Vacinas prioritárias, como as de febre amarela e tríplice viral, que imuniza contra o sarampo, não terão a fabricação afetada, segundo Zuma.
No momento, a função do instituto, delegada pelo Ministério da Saúde, é fazer uma avaliação técnica das vacinas em desenvolvimento que estão em estágio mais avançado e também planejar como adequar a produção.
Atualmente, vacinas contra a Covid-19 em desenvolvimento no mundo, segundo a Organização Mundial da Saúde. Pelo menos 10 estão na fase de estudo clínico, quando o teste é feito em humanos.
As vacinas em estudo usam diferentes técnicas – algumas usam o vírus inativado e outras apenas o material genético do invasor para estimular resposta imunológica nas pessoas, por exemplo. Zuma diz que o instituto busca empresas que estão na frente nessa corrida e que a plataforma da vacina não vai ser um critério de exclusão na escolha.
– É importante não se precipitar no momento de escolher. Muitas dessas vacinas ainda precisam mostrar resultados e não podemos fazer uma escolha errada – afirma.
O governo de São Paulo anunciou na quinta-feira (11) uma parceria do Instituto Butantan com o laboratório chinês Sinovac Biotech para testar e produzir uma vacina contra o coronavírus . A estimativa é que ela esteja disponível até junho de 2021, se for aprovada nos testes.
– Essa é uma das vacinas com desenvolvimento mais avançado, e o Butantan já trabalha com vacinas do mesmo tipo contra raiva e dengue. Temos a fábrica, e a estrutura física pode ser rapidamente adaptada para sua produção – diz Dimas Covas, diretor-geral do Instituto Butantan.
A vacina da Sinovac usa pedaços inativados do novo coronavírus (que não podem causar a doença) para estimular a resposta imunológica e defender contra a Covid-19.
Segundo Covas, há negociações em andamento com outras empresas, entre elas a britânica AstraZeneca.
– Embora a vacina da Sinovac seja muito promissora, não dá para apostar 100% em uma só. O estudo clínico é decisivo. Muitas podem chegar a essa fase e apresentar problema – afirma.
A capacidade para a produção da vacina da Sinovac, caso ela seja aprovada, está perto de 30 milhões de doses por ciclo produtivo, de acordo com o diretor da instituição. Um ciclo produtivo dura pelo menos dois meses.
O avanço da pandemia no Brasil,, com a crescente circulação do vírus, também vai permitir resultados mais rápidos para a pesquisa com as possíveis vacinas, diz Covas.
– A China não seria um bom lugar para fazer o estudo, com o número de casos diminuindo. O Brasil está em um momento propício para os estudos clínicos – afirma.
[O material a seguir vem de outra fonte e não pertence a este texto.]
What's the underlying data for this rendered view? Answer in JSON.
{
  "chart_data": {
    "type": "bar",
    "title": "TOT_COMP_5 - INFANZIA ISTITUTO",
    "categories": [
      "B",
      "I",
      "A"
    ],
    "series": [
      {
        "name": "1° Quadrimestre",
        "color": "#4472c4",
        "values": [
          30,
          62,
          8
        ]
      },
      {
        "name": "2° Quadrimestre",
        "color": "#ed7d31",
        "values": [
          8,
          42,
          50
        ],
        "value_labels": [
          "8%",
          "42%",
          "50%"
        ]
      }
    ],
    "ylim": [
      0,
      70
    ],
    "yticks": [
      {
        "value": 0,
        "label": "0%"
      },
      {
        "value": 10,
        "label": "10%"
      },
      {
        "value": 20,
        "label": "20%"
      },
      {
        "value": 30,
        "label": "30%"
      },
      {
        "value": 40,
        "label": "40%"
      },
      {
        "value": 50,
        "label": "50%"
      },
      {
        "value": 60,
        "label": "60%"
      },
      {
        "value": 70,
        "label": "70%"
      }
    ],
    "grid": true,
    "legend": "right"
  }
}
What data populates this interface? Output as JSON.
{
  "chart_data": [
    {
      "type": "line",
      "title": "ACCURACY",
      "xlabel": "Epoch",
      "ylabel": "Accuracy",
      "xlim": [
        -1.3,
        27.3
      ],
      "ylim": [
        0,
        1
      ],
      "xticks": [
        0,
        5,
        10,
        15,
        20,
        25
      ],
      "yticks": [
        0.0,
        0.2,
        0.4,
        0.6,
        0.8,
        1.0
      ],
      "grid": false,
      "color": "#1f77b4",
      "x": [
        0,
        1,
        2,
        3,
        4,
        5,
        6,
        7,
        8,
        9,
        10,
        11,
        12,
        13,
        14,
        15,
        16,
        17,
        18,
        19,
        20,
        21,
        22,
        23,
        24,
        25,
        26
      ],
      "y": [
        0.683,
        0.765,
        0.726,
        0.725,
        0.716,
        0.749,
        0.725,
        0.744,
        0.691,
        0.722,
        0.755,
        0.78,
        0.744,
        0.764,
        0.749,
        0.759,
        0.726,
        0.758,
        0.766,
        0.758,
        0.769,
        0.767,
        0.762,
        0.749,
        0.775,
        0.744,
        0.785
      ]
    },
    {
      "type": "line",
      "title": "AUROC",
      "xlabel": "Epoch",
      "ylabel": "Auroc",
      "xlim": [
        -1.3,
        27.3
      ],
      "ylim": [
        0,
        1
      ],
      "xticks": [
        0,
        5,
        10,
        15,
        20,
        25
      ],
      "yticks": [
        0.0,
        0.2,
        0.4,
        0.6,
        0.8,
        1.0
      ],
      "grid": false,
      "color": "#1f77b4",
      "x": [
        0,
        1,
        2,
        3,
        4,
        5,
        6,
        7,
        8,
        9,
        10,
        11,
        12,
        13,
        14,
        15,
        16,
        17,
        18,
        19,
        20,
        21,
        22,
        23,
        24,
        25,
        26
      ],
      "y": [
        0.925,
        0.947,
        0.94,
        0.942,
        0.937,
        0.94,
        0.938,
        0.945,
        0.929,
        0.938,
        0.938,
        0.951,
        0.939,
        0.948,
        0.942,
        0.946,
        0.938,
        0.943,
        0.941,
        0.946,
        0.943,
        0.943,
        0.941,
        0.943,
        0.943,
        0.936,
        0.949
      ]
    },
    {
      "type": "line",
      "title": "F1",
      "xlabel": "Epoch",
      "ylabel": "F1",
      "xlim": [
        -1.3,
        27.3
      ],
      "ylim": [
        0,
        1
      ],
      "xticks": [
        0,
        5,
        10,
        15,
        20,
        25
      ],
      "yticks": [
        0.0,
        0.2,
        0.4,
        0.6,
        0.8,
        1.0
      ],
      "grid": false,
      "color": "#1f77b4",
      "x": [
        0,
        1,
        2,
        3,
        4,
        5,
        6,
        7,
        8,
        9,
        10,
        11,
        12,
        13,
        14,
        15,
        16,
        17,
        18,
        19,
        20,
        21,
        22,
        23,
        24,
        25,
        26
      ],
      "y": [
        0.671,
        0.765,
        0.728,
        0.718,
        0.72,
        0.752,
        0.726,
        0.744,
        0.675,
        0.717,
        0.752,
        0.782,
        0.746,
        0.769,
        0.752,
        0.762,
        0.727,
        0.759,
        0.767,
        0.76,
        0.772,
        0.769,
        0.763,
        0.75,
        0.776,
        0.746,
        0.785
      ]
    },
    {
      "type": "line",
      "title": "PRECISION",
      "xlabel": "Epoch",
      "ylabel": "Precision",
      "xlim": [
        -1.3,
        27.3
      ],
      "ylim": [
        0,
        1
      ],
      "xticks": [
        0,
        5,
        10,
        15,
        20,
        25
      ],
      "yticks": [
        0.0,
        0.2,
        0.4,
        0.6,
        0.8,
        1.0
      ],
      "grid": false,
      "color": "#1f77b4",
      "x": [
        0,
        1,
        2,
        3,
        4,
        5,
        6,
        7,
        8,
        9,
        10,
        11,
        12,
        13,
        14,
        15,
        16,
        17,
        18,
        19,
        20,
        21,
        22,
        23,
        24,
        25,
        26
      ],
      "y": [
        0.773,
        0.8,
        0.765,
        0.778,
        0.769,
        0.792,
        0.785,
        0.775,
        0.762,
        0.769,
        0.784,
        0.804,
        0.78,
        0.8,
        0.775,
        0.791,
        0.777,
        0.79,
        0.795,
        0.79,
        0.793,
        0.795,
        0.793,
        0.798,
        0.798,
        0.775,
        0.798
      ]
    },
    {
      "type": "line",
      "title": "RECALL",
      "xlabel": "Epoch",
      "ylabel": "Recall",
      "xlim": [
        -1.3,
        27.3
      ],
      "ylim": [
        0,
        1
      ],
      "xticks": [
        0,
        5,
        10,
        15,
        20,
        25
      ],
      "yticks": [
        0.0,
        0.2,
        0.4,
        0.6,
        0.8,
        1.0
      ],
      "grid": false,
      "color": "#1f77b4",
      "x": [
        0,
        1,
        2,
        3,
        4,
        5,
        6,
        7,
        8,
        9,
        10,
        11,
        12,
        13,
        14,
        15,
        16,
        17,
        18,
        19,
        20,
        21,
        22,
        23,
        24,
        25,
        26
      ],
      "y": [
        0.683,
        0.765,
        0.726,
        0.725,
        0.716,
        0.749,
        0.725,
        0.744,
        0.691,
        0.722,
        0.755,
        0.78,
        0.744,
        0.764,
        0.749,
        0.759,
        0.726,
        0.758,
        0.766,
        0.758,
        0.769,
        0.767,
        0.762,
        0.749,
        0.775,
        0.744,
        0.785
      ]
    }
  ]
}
Um dos maiores desafios nessa produção deve ser a redução de pessoal devido ao distanciamento social imposto pela pandemia, aponta Zuma, do Bio-Manguinhos.
– Temos baixa de funcionários, hoje trabalhamos com pouco mais de um terço do efetivo. Novas contratações podem ser necessárias – diz.
Em São Paulo, Covas não descarta cooperações com a USP (Universidade de São Paulo) e com alunos de pós-graduação do próprio instituto.
– Temos corpo técnico de qualidade e pessoas com formação prática na fábrica. Além disso, somos uma escola que forma profissionais continuamente – afirma o cientista.
Butantan e Bio-Manguinhos também trabalham para desenvolver suas próprias vacinas.
– Esse processo vai deixar um legado na agilização do estabelecimento de plataformas para a s vacinas; vai permitir a criação de um novo modelo. Fica a lição para não deixar de lado o investimento nas instituições públicas. Vacinas são estratégicas para o país e são questão de segurança nacional – afirma Zuma.
Para Zuma, deve haver união de esforços entre as instituições públicas e empresas. Segundo ele, há uma expectativa de que Bio-Manguinhos e Butantan sejam instituições chave para preencher a lacuna da vacina na América Latina.
– Temos de somar o máximo possível para aumentar a capacidade. Não é momento de concorrência agora; a disputa é com o vírus – avaliou.